Adding the pg_catalog.pg_am system table to CrateDB

Wednesday, December 9, 2020

In this article I’ll show you how I added the pg_catalog.pg_am system table to CrateDB.

pg_am ¶

In PostgreSQL the pg_catalog.pg_am table exposes the available index access methods within PostgreSQL. The table contains one row per index access method supported by the system.

The motivation to add the table to CrateDB is for compatibility with various PostgreSQL tools. CrateDB speaks the PostgreSQL wire protocol. This makes it possible to use PostgreSQL clients with CrateDB. At least in theory. In practice it is not always sufficient to only support the wire protocol, it is also necessary to emulate a wide range of tables within the pg_catalog schema for clients to be happy.

CrateDB internally works differently than PostgreSQL and there is no clear one-to-one mapping of PostgreSQL index access methods to CrateDB index access methods. So the initial implementation of pg_catalog.pg_am will return an empty result set.
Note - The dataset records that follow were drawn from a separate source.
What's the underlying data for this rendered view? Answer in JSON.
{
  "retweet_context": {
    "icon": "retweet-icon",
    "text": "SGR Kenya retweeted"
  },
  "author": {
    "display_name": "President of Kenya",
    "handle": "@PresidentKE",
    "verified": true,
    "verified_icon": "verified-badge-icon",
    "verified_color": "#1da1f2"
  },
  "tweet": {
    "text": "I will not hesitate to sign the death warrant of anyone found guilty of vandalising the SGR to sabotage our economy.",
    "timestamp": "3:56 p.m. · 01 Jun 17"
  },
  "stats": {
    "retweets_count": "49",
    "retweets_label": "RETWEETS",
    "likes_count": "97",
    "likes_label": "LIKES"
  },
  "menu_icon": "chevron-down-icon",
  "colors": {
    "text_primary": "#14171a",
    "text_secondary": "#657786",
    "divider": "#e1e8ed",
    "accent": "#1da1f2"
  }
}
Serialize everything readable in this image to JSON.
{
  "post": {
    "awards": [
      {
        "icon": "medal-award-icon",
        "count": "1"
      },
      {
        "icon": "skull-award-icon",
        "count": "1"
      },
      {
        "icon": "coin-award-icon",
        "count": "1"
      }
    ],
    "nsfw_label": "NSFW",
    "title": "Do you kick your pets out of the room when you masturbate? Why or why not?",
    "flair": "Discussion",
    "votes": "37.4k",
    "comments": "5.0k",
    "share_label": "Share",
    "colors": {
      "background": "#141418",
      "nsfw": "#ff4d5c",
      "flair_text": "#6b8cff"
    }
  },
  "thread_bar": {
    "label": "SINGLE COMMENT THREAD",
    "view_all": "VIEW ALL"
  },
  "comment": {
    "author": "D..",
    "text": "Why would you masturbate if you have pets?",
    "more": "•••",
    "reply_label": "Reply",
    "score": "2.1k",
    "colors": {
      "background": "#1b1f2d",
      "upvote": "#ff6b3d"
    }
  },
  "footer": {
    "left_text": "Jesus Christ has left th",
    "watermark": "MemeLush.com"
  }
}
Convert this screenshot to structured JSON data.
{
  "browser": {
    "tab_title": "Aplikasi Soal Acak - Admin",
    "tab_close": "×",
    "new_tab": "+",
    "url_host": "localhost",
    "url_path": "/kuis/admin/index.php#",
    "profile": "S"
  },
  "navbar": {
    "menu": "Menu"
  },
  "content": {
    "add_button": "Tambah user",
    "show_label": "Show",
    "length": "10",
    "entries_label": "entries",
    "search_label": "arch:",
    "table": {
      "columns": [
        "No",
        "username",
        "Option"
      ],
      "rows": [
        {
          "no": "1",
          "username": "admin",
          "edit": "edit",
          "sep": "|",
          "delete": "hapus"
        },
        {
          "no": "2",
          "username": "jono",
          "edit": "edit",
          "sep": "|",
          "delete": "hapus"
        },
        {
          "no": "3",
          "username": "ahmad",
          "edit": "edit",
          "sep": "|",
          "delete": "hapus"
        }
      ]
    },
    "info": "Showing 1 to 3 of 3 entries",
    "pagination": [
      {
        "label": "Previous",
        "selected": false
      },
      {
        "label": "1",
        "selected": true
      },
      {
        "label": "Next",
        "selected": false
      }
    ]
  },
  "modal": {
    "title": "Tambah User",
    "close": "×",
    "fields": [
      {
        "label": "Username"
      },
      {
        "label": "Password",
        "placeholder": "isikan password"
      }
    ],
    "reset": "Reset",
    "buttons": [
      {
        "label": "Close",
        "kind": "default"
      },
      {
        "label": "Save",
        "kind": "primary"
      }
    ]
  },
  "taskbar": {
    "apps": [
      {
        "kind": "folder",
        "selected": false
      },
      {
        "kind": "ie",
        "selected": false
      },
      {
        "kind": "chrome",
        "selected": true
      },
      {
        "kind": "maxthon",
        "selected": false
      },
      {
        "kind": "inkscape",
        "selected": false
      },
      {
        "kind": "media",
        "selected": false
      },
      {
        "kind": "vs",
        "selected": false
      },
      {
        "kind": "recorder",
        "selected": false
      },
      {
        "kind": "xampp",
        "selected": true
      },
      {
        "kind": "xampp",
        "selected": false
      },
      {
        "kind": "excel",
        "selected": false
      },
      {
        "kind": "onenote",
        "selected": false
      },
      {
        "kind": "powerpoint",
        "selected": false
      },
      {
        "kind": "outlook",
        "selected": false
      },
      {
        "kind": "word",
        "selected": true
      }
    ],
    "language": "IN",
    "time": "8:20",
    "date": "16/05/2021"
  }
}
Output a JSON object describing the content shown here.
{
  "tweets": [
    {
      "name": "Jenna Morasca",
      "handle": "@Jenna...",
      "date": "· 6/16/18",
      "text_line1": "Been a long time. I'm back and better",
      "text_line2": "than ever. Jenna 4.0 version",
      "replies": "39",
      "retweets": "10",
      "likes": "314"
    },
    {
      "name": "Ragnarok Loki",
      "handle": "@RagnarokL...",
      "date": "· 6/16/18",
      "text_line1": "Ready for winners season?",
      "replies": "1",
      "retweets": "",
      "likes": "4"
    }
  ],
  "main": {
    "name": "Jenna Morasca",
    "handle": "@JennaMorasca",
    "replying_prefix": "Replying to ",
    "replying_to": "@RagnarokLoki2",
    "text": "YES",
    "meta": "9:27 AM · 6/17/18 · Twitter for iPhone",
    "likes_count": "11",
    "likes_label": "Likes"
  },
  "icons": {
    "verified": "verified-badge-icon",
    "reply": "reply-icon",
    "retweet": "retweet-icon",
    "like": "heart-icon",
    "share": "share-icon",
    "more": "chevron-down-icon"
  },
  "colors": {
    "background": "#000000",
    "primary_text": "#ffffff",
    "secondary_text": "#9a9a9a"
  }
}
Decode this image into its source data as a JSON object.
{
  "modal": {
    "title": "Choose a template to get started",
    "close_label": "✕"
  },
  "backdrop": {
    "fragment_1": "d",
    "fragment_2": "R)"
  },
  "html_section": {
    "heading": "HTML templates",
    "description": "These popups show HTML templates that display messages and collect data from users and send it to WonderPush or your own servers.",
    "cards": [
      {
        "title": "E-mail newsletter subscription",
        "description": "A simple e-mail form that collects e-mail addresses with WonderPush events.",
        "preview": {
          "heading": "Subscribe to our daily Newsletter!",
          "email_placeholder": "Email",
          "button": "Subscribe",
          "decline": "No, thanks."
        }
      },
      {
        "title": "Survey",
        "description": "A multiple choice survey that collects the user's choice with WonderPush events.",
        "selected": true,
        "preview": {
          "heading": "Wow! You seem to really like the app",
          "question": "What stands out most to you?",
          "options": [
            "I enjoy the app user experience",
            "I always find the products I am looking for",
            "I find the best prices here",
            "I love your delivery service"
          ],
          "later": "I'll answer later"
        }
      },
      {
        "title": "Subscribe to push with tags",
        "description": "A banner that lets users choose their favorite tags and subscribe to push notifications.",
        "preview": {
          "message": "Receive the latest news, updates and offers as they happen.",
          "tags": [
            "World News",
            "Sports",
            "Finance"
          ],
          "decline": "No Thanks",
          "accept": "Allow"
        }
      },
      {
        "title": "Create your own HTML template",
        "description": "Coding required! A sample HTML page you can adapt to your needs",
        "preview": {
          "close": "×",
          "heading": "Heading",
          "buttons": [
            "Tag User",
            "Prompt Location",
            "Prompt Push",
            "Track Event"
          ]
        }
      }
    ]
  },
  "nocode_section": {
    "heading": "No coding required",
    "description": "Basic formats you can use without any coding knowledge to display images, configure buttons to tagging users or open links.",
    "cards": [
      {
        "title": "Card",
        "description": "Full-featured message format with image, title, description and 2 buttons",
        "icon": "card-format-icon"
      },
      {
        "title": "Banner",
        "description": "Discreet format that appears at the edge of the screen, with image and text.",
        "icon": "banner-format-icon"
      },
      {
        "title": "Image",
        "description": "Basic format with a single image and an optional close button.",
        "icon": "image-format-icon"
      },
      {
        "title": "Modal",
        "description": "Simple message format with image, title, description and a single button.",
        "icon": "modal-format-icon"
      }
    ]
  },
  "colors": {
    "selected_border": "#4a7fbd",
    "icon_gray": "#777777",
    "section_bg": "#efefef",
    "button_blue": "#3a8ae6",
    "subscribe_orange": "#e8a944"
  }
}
Defining the table meta data ¶

In CrateDB the meta data of a table is held in memory in a structure called TableInfo. This TableInfo provides properties which describe the schema of the table. Most notable are a property called ident :: RelationName, which identifies the table, and columns :: Collection<Reference> which describes the columns in the table.

There are already several system tables implemented in the pg_catalog schema. All of the meta data definitions reside in the io.crate.metadata.pgcatalog package. To add the pg_am table, we add a new class called PgAmTable within this package.

In the class we add a constant to declare its identifier:

public static final RelationName IDENT = new RelationName(PgCatalogSchemaInfo.NAME, "pg_am");

RelationName is a structure that consists of the table schema and the table name. Here the name of the schema is pg_catalog, and the table name itself is pg_am.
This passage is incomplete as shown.